The International Chamber of Commerce (ICC) established a collection of
international commerce terms, known as Incoterms, which govern shipping responsibilities for international trade. A series of three-letter trade terms related to common contractual sales practices, the Incoterms rules are intended primarily to clearly communicate the tasks, costs, and risks associated with the transportation and delivery of goods. The purpose of establishing Incoterms was to facilitate trade by providing standard contract terms that can easily be recognized in a variety of languages.
Rules for sea and inland waterway transport
FOB Free on Board (named port of shipment) CFR Cost and Freight (named port of destination) CIF Cost, Insurance & Freight (named port of destination)
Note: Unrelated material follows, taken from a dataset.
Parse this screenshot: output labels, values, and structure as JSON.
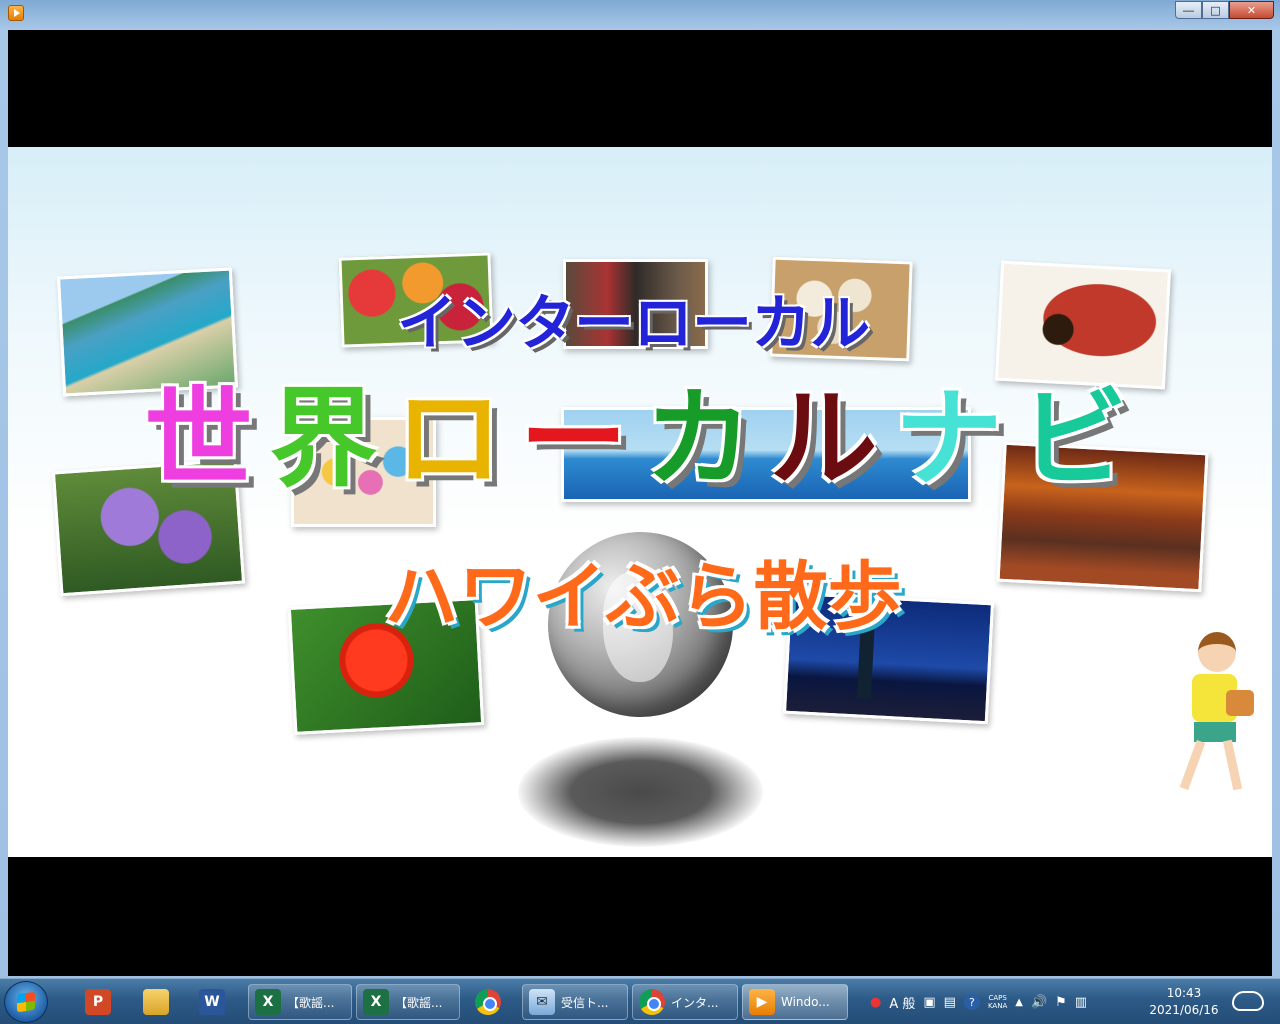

Definition of FOB according to Incoterms 2010 rules
FOB means Free on Board. According to incoterms 2010 rules, an exporter (Seller) delivers the goods to the importer once the goods shipped on board a named vessel at the port of loading. Exporter neither arranges the transportation from port of loading to port of discharge, nor pays for the freight cost under FOB terms. Additionally exporter has no obligation against the importer in regards to marine insurance. Definition of CFR according to Incoterms 2010 rules CFR means Cost and Freight. According to incoterms 2010 rules, an exporter delivers the goods to the importer once the goods shipped on board a named vessel at the port of loading just like the FOB Incoterms. Exporter not only has to arrange the transportation from port of loading to port of discharge, but also must pay for the freight cost under CFR terms. Finally exporter has no obligation against the importer in regards to marine insurance
Definition of CIF according to Incoterms 2010 rules
CIF agreements are nearly the same as CFR agreements. The seller is still responsible for all arrangement and transport costs for shipping goods to the agreed upon destination port. The receiver then resumes all cost responsibilities once the ship has reached port. The difference between the two agreements lies in one additional responsibility that falls to the shipper. During the process of shipping, the seller must also provide a minimum amount of marine insurance on the goods being shipped, typically an amount agreed upon between the buyer and seller.
Notes: FOB & CFR should only be used for non-containerized sea freight and inland waterway transport. CIF can be used by any transport by sea and air not limited to containerized or non-containerized cargo.